Allah’ı unutmak
“Ey iman edenler! Allah'a itaatsizlikten sakının. Herkes yarın için ne hazırladığına baksın! (Evet) Allah'a itaatsizlikten sakının; şüphesiz Allah yapıp ettiklerinizden tamamen haberdardır./Allah'ı unutan, bu...
“Ey iman edenler! Allah'a itaatsizlikten sakının. Herkes yarın için ne hazırladığına baksın! (Evet) Allah'a itaatsizlikten sakının; şüphesiz Allah yapıp ettiklerinizden tamamen haberdardır./Allah'ı unutan, bu yüzden Allah'ın da onlara kendilerini unutturduğu kimseler gibi olmayın. İşte onlar gerçekten yoldan çıkmışlardır” (Haşir: 18-19).
Olaylar ve müminlere yakışmayan davranışlar içinde ruhum sıkıldıkça “Arkadaşlar ölüm var!” başlıklı bir yazı yazsam diyordum, bugün aynı mealde farklı başlıkla onu yazmaya çalışacağım.
Niçin “arkadaşlar” diyorum; çünkü müminleri, Müslüman sıfatı taşıyanları, dış görünüşleri ile bunu ilan edenleri kastediyorum.
Hep şunu söyleyegeldik: İman ile ahlak arasında sıkı bir ilişki vardır; Allah'a ve ahirete imanı olmayanların içinde de mahiyeti ve sınırları kendilerince belirlenmiş bir ahlak anlayış ve uygulamasına sahip olanlar bulunabilir, ancak Allah'a ve ahirete iman edenler ve O'nun, ahlakını beğendiği bir elçisinin örnekliğini bilenler ve görenlerde güzel ahlakın daha ziyade bulunması tabiidir, böyle olmalıdır.

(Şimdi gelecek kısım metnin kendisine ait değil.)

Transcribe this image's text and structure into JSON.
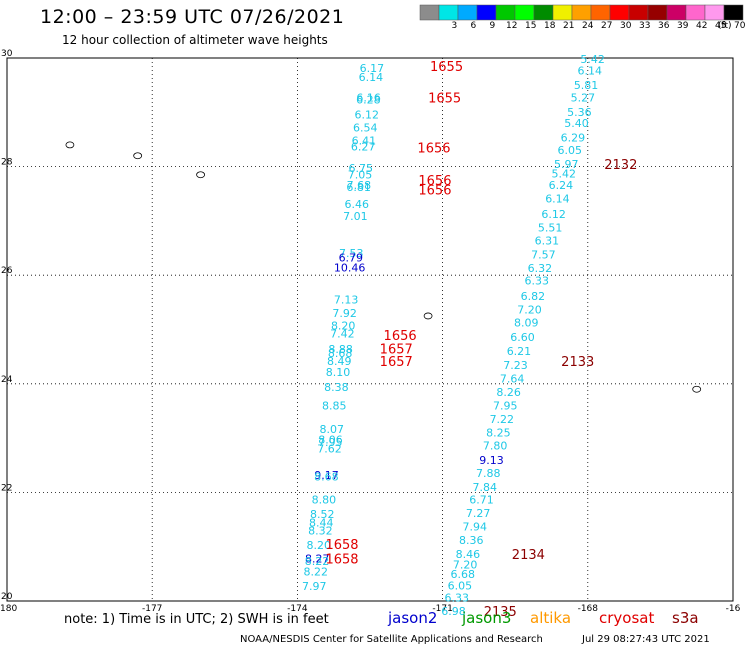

Allah kullarını varlıkla ve yoklukla, zaferle ve yenilgi ile, iktidarla ve onu kaybetmekle, sağlıkla ve hastalıkla… imtihan eder; her iki durum da müminlerin, sözde değil özde ve davranışta mümin olup olmadıklarını ortaya çıkarır, imtihanda aldıkları nota göre muamele eder.